A draft report by the US House Intelligence Committee accuses two Chinese technology firms - Huawei Technologies and ZTE Corp - of posing a national security threat to the US. The report says, "China has the means, opportunity, and motive to use telecommunications companies for malicious purposes."
Such allegations do not hold water and only stain the image of the US itself and dampen the enthusiasm of Chinese companies to do businesses in the US.
Huawei and ZTE, which are among the world's leading suppliers of telecommunications equipment and cell phones, have expanded their business in roughly 140 countries. Both non-governmental companies have grown through entrepreneurship and technological innovation and have been developing their international business based on market economy principles.
Yet this is not the first time the two have been put under scrutiny in the US. In the past, US lawmakers have blocked several proposed deals between the two Chinese companies and their US business partners.
This is not the first time either that Chinese companies have fallen prey to American claims that they are a national security risk.
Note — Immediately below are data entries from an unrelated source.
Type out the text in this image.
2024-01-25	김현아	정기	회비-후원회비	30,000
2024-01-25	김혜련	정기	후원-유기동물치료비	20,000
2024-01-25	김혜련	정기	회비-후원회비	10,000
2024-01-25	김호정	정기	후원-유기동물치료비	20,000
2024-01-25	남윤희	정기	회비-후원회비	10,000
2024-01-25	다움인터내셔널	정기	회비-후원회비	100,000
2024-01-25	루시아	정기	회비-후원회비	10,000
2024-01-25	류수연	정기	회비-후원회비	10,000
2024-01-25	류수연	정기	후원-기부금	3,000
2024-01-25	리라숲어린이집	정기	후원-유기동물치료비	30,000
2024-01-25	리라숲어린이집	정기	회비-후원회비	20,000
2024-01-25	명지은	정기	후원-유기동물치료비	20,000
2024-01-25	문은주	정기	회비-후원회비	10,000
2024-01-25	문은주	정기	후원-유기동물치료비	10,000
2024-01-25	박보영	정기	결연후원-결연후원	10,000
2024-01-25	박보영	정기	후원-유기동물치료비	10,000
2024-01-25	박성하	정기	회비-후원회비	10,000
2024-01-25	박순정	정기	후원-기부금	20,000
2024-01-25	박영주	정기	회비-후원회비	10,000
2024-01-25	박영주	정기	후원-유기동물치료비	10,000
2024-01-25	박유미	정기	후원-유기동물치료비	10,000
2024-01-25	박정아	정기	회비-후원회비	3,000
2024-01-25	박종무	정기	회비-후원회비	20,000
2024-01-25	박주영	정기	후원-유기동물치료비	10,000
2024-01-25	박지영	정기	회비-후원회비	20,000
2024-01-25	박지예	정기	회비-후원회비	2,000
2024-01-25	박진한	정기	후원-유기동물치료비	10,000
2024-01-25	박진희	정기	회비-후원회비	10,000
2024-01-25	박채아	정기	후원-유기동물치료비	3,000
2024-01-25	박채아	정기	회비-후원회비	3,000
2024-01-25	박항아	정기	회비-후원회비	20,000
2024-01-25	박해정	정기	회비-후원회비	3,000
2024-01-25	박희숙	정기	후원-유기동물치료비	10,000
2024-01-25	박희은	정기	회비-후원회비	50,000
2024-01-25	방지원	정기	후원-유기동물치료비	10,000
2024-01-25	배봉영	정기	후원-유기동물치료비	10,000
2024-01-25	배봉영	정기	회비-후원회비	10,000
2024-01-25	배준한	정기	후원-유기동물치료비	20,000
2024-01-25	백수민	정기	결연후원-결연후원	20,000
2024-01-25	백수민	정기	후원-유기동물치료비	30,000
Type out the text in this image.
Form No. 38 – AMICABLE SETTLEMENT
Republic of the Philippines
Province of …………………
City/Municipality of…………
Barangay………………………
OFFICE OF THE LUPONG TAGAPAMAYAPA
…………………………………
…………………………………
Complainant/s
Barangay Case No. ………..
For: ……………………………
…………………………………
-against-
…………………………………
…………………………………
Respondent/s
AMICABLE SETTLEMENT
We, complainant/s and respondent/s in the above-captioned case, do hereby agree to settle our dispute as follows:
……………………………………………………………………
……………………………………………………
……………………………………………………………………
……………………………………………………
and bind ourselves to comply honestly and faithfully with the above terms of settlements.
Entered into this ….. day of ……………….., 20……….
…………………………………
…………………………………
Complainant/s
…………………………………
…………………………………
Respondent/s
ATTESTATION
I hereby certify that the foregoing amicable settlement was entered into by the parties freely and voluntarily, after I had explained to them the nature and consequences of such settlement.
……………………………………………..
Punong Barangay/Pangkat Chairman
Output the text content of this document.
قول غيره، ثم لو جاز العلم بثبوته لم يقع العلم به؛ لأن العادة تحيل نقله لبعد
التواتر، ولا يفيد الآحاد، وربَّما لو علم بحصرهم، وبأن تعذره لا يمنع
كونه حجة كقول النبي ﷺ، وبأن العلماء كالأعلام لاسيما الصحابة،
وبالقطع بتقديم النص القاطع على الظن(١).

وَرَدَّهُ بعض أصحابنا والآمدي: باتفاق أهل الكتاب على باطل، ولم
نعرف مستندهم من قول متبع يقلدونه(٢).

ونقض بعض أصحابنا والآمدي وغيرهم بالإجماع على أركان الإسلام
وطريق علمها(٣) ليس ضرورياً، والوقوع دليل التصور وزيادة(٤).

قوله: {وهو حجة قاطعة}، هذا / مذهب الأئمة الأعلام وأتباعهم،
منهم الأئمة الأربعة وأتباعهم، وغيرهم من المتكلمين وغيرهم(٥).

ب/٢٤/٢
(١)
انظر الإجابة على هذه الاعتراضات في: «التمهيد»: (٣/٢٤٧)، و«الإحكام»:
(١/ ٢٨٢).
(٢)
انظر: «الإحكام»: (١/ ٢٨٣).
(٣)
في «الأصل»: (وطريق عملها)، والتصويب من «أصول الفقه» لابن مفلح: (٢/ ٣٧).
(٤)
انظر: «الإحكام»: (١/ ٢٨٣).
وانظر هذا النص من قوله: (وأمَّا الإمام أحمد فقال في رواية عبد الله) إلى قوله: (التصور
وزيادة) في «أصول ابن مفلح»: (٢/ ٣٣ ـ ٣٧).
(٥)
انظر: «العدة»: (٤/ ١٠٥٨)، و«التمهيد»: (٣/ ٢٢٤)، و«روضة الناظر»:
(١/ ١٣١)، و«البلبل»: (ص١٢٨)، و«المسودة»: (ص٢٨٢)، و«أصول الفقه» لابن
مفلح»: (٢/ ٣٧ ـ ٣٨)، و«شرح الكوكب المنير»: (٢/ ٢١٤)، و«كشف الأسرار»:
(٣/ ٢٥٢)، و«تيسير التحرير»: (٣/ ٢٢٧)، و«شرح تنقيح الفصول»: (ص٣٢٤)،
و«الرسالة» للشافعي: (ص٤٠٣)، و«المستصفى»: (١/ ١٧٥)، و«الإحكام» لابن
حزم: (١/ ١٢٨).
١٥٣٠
A 2005 plan by a Chinese oil company to bid for Unocal Corp was aborted due to an administrative order from Washington that also cited national security concerns.
In the run-up to the presidential election in the US, we have heard President Barack Obama and his Republican challenger Mitt Romney both blaming China for the US' woes with increasing frequency. So it will come as no surprise should the report fuel even more vehement China bashing.
Yet both candidates should be reminded that the shackles on Huawei, ZTE and other Chinese firms will in the long run only hinder job creation in the US.
For the benefits of both economies, US politicians should set aside their prejudices and respect the facts. They should let business be business and refrain from dragging Chinese companies into the battle for the White House.